The equine department had an eventful summer, hosting diverse camps, Pony Club events, and Exploring With Grace programs. Both seasoned and new riders benefited from weekday camps, honing skills on and off the saddle. At the Pony Club Rally, one of our riders, alongside school horse Cary, clinched a top ten spot in a field of over 20 riders! We also facilitated four Exploring With Grace sessions, where students learned horse grooming, leading, and enjoyed a bareback obstacle course ride. Beyond these, Greenacres Equine Center held nine First Responder trainings for local emergency personnel, covering equine behavior and handling for equine emergencies. As we reminisce on the enriching summer of 2023, anticipation builds for the 2024 season! Our center, catering to riders aged 8-18, focuses on English riding with an emphasis on Eventing. Due to overwhelming demand, our waitlist is momentarily closed as we accommodate existing applicants.

School Horse Spotlight

As an appaloosa, Prim is one of our more unique colored school horses and one of the few mares (female horse) in the barn! She adores being loved on and is often the favorite of students and visitors because of her sweet personality. Prim is an exceptionally brave horse and enjoys schooling over the cross-country fences in our jump field. She and her Pony Club rider went to their first horse trial together this spring and had a blast!

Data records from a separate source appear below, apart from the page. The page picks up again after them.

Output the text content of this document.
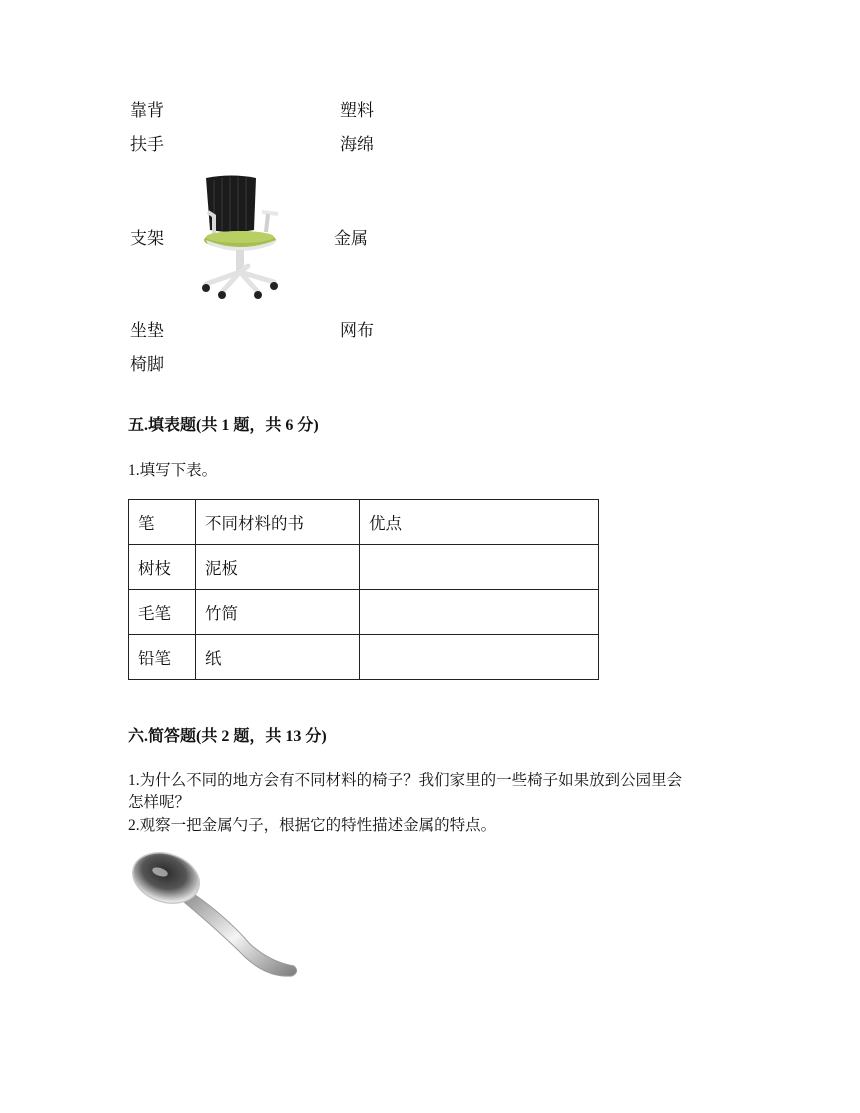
靠背
扶手
支架
坐垫
椅脚
塑料
海绵
金属
网布
五.填表题(共 1 题，共 6 分)
1.填写下表。
笔	不同材料的书	优点
树枝	泥板	
毛笔	竹简	
铅笔	纸	
六.简答题(共 2 题，共 13 分)
1.为什么不同的地方会有不同材料的椅子？我们家里的一些椅子如果放到公园里会
怎样呢？
2.观察一把金属勺子，根据它的特性描述金属的特点。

Co-composted Biochar Research Project

Have you ever wondered why fertile soil tends to be darker in color? Soil fertility is largely attributed to soil organic matter, and higher levels of soil organic matter usually correspond to higher water and nutrient holding capacity as well as darker color. Many people think of soil organic matter as primarily coming from soil microbes decomposing biomass and root exudates, but historically a significant portion of soil organic matter in grassland ecosystems came directly from fire—pyrogenic carbon. Some of the most fertile soils in the Midwest experienced repetitive fire in the natural ecology of tallgrass prairie ecosystems, but 3-5% of the total biomass in a prairie fire would burn incompletely and leave a “char” residue on the soil surface. Nutrients released as a result of the fire generated highly palatable forage that was preferentially grazed by bison in a phenomenon known as “pyric herbivory.” In short, repeated applications of pyrogenic carbon and bison manure over hundreds to thousands of years created highly fertile soils that persist to this day, and we are trying to emulate this process in our integrated crop-livestock system known as the Ley Field. However, instead of using fire and herds of bison, we are using compost and a material called “biochar.”

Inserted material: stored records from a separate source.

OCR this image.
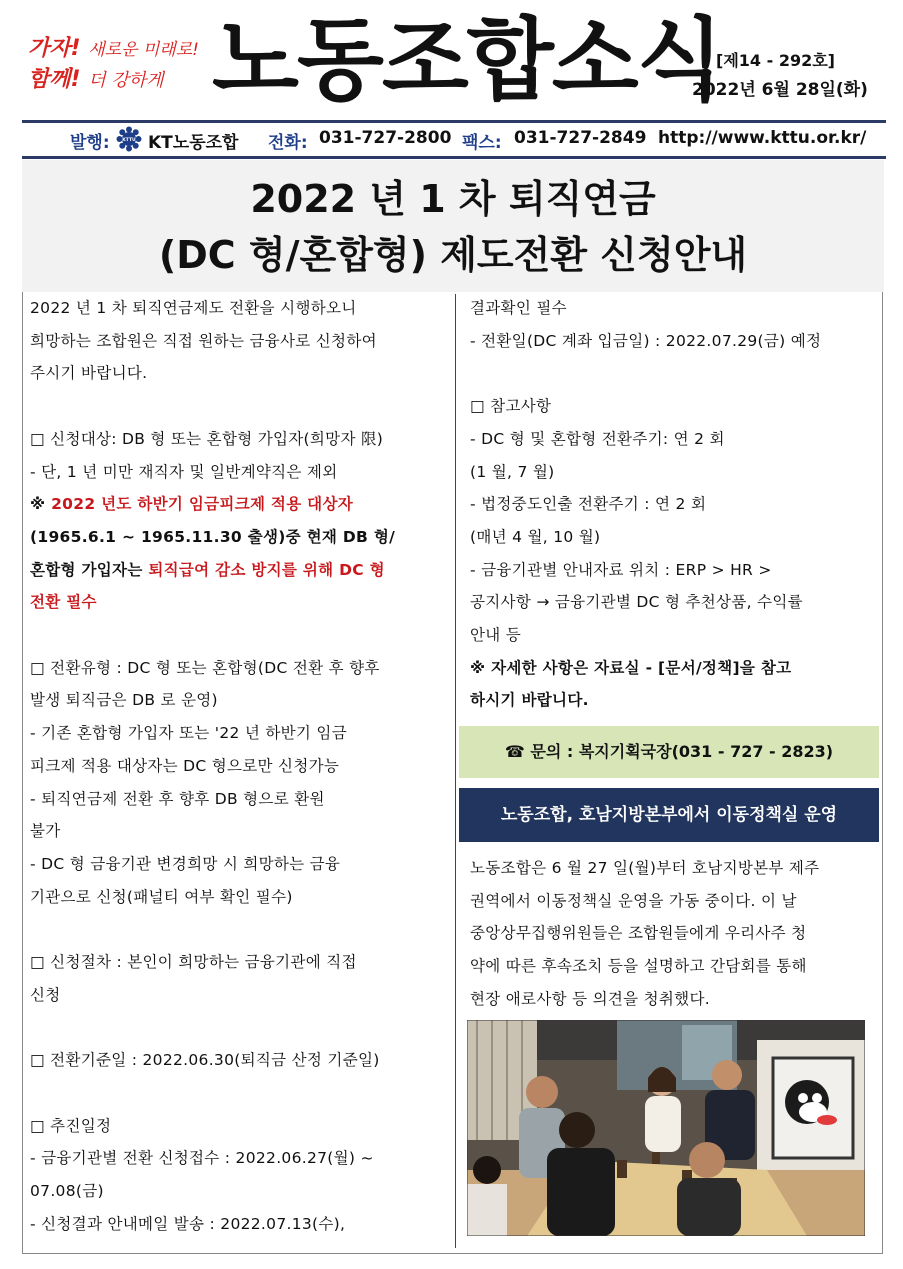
가자! 새로운 미래로!
함께! 더 강하게 노동조합소식
[제14 - 292호]
2022년 6월 28일(화)
발행:	KTTU KT노동조합 전화: 031-727-2800 팩스: 031-727-2849 http://www.kttu.or.kr/
2022 년 1 차 퇴직연금
(DC 형/혼합형) 제도전환 신청안내
2022 년 1 차 퇴직연금제도 전환을 시행하오니
희망하는 조합원은 직접 원하는 금융사로 신청하여
주시기 바랍니다.

□ 신청대상: DB 형 또는 혼합형 가입자(희망자 限)
- 단, 1 년 미만 재직자 및 일반계약직은 제외
※ 2022 년도 하반기 임금피크제 적용 대상자
(1965.6.1 ~ 1965.11.30 출생)중 현재 DB 형/
혼합형 가입자는 퇴직급여 감소 방지를 위해 DC 형
전환 필수

□ 전환유형 : DC 형 또는 혼합형(DC 전환 후 향후
발생 퇴직금은 DB 로 운영)
- 기존 혼합형 가입자 또는 '22 년 하반기 임금
피크제 적용 대상자는 DC 형으로만 신청가능
- 퇴직연금제 전환 후 향후 DB 형으로 환원
불가
- DC 형 금융기관 변경희망 시 희망하는 금융
기관으로 신청(패널티 여부 확인 필수)

□ 신청절차 : 본인이 희망하는 금융기관에 직접
신청

□ 전환기준일 : 2022.06.30(퇴직금 산정 기준일)

□ 추진일정
- 금융기관별 전환 신청접수 : 2022.06.27(월) ~
07.08(금)
- 신청결과 안내메일 발송 : 2022.07.13(수),
결과확인 필수
- 전환일(DC 계좌 입금일) : 2022.07.29(금) 예정

□ 참고사항
- DC 형 및 혼합형 전환주기: 연 2 회
(1 월, 7 월)
- 법정중도인출 전환주기 : 연 2 회
(매년 4 월, 10 월)
- 금융기관별 안내자료 위치 : ERP > HR >
공지사항 → 금융기관별 DC 형 추천상품, 수익률
안내 등
※ 자세한 사항은 자료실 - [문서/정책]을 참고
하시기 바랍니다.
☎ 문의 : 복지기획국장(031 - 727 - 2823)
노동조합, 호남지방본부에서 이동정책실 운영
노동조합은 6 월 27 일(월)부터 호남지방본부 제주
권역에서 이동정책실 운영을 가동 중이다. 이 날
중앙상무집행위원들은 조합원들에게 우리사주 청
약에 따른 후속조치 등을 설명하고 간담회를 통해
현장 애로사항 등 의견을 청취했다.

Biochar is a very stable form of carbon that is a useful byproduct of heating biomass to high temperatures in the absence of oxygen, and it is nearly identical in form and function to pyrogenic carbon. Adding biochar at the beginning of the composting process (co-composting) offers mutual benefits to both biochar and compost during composting, and co-composted biochar applications emulate the applications of pyrogenic carbon and bison manure in historic tallgrass prairies. Three types of compost are being assessed in a four-year rotation of vegetables and grazed cover crops: regular compost, compost with woody biochar, and compost with poultry litter biochar. The Research team is collecting data on crop production, crop quality, soil health, and greenhouse gas emissions to compare the various types of compost on a systems level. Ultimately, we will learn if the tallgrass prairie paradigm for generating soil fertility can be adopted in an integrated crop-livestock system to simultaneously improve crop production and soil health.